Was sie dann machen würde? Einfach so weiter in ihrer Garage, nur weniger nervös, mit einer bedingungslos guten Grundlaune. Sie war sich sicher, dass die meisten einer Beschäftigung nachgehen würden, nur eben einer, die sie für wirklich sinnvoll hielten. Wobei. Wenn alle anfingen, nach dem Sinn zu fragen, dann wäre vieles bald nicht mehr so unglaublich bedeutend.

Eine Klingel und ein Mountainbike, das vor der Garage abbremste. Ronnie L. ließ sein Fahrrad auf den Boden fallen, ein Wimpel mit dem Abzeichen des Pflegediensts, für den er arbeitete, pendelte am Gepäckträger aus.

«Iglhaut!» Er schleuderte seinen Rucksack neben das Rad. «Gott, wie hab ich dich vermisst!» Er warf sich in den Sessel neben dem Werkstatttor, holte ein Taschentuch aus seiner weiten Hose, wischte sich über die Stirn.

«Aha», nickte die Iglhaut. «Und du?

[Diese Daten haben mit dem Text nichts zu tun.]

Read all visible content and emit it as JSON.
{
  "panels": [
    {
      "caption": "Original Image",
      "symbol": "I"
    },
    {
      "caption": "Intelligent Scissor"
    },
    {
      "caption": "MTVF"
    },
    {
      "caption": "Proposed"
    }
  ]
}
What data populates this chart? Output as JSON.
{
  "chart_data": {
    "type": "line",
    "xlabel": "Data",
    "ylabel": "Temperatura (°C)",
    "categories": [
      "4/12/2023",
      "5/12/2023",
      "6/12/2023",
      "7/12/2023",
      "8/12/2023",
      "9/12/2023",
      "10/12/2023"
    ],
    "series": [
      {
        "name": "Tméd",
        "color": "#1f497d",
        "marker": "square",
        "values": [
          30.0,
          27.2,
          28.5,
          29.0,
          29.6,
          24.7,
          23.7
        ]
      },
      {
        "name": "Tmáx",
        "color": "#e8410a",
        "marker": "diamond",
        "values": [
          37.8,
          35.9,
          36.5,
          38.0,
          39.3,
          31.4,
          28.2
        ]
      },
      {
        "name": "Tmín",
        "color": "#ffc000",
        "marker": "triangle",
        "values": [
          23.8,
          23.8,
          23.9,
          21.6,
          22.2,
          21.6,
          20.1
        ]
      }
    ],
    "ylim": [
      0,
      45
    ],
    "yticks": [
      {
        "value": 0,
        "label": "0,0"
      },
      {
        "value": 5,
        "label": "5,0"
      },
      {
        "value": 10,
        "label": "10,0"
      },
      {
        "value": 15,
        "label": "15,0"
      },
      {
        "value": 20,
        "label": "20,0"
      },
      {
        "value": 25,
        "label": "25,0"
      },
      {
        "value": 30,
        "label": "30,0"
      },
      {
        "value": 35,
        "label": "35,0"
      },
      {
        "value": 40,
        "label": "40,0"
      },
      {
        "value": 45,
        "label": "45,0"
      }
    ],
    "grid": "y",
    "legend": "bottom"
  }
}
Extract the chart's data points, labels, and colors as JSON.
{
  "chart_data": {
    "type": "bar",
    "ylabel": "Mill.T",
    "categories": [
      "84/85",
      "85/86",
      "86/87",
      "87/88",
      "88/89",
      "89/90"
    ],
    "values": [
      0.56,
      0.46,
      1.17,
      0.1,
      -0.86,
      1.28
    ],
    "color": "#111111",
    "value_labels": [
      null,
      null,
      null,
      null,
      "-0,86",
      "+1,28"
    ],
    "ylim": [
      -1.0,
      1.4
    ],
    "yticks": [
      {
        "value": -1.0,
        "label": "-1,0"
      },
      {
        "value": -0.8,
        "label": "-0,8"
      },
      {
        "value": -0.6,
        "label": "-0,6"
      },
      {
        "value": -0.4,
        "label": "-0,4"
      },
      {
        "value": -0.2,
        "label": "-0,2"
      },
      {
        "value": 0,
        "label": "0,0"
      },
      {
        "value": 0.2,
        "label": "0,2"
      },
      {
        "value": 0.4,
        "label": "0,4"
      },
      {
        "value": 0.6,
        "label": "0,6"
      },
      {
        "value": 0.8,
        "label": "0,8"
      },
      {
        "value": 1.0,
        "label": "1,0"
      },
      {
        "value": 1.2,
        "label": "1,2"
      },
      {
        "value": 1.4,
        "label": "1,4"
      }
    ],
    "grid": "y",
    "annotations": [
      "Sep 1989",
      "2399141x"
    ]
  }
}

Immer noch nicht hinter Gittern?»

Der Pfleger schlug sich auf die Schenkel, irre komisch fand er das. Er wischte sich noch einmal über die Stirn. «Rucksack, Rucksack, Rucksack. … Ach so, hier.» Er stand auf und griff sich seinen Rucksack, ließ sich wieder in den Sessel fallen und begann zu kramen. Erst verschwand der Arm, dann der Kopf. Ronnie L. tauchte wieder auf, versuchte es mit dem anderen Arm. «Oh nee, echt. Habe ich das jetzt auch noch daheim liegen gelassen? Ich bin so ein Trottel … Ah nee, okay, da ist es. Hätte ich mal lieber früher geschaut. Was ist denn heute schon wieder?»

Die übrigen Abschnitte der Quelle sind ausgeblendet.